En una recepción académica, un profesor le da la copa vacía a una mujer que él identifica como camarera. La mujer es profesora como él. Dado el género y origen étnico de la mujer, él asume que esa mujer está en la reunión para atenderle, no como una colega. Es una anécdota más de las microagresiones que esa mujer, como tantas personas que sufren discriminación por algún factor identitario (género, clase, raza, diversidad funcional, etc.), experimenta cada día en su entorno laboral, de ocio o familiar. Insultos velados, invalidación, desprecio debido a algunos factores de su identidad. No ha habido una intencionalidad expresa por parte del colega docente en hacerle daño, pero, una vez más, a esa mujer le han recordado que su cuerpo está en un lugar y en un rol que no fueron pensados para ella. Y que cada día que sigue en ese lugar supone una batalla silenciosa de resistencia y resiliencia ante una lluvia de microagresiones que no cesan. 

En una oficina, los colegas, tomando café, preguntan al nuevo compañero si tiene novia.
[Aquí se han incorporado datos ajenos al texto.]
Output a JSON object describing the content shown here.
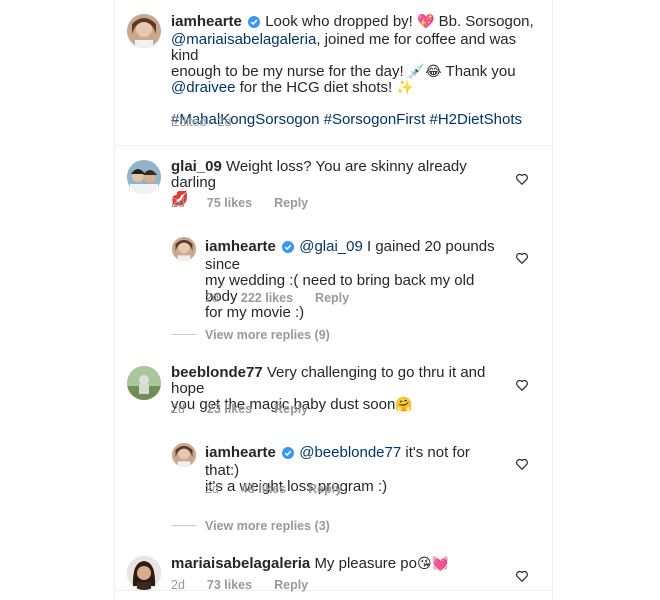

Con esa simple pregunta, a él, que es gay, le vuelven a meter en el armario al asumir una presunta heterosexualidad. Él, en cuestión de segundos, tiene que sopesar rápidamente multitud de variables: ¿son homófobos sus compañeros? ¿Corre riesgo de represalias si dice que es gay? Incluso la persona LGTBI más visible se ha visto en una tesitura similar. Por ella misma, por su pareja o por su entorno. Al margen de la respuesta elegida y del daño psicológico que pueda causar (la auto-negación es tremendamente perjudicial), la cuestión es que ese simple comentario trivial es una microagresión. Una manera de recordarle a esa persona que su identidad no es la norma y que debe, constantemente, insistir para ser reconocida. Hay quien dice, y lo suscribo, que más duro que el insulto es que no reconozcan tu existencia.

En un restaurante, una persona con diversidad funcional que usa una sillas de ruedas, asiste atónita a una escena tristemente cotidiana. El camarero, en vez de preguntarle a ella qué desea tomar, se lo pregunta a su acompañante, quién no tiene diversidad funcional. «¿Y ella, qué tomará?» Una vez más, los interlocutores asumen que su diversidad funcional la incapacita para tomar decisiones y tener su propia voz. 

Tristemente, las microagresiones son constantes en las vidas de quienes sufren discriminación sistémica. Muchas veces no son fruto de la mala voluntad de quien la genera, sino el resultado de estereotipos y prejuicios pasados de generación a generación. Pero hacen daño, perpetúan la discriminación y dificultan la creación de espacios diversos. En clase, en la oficina y en casa. Ser conscientes de las microagresiones que generamos, por qué, cuándo, contra quién, es un paso vital para lograr espacios donde realmente se pueda convivir. No es un proceso fácil de hacer, pero es imprescindible si no queremos hacer daño a otras personas y tener espacios de trabajo seguros.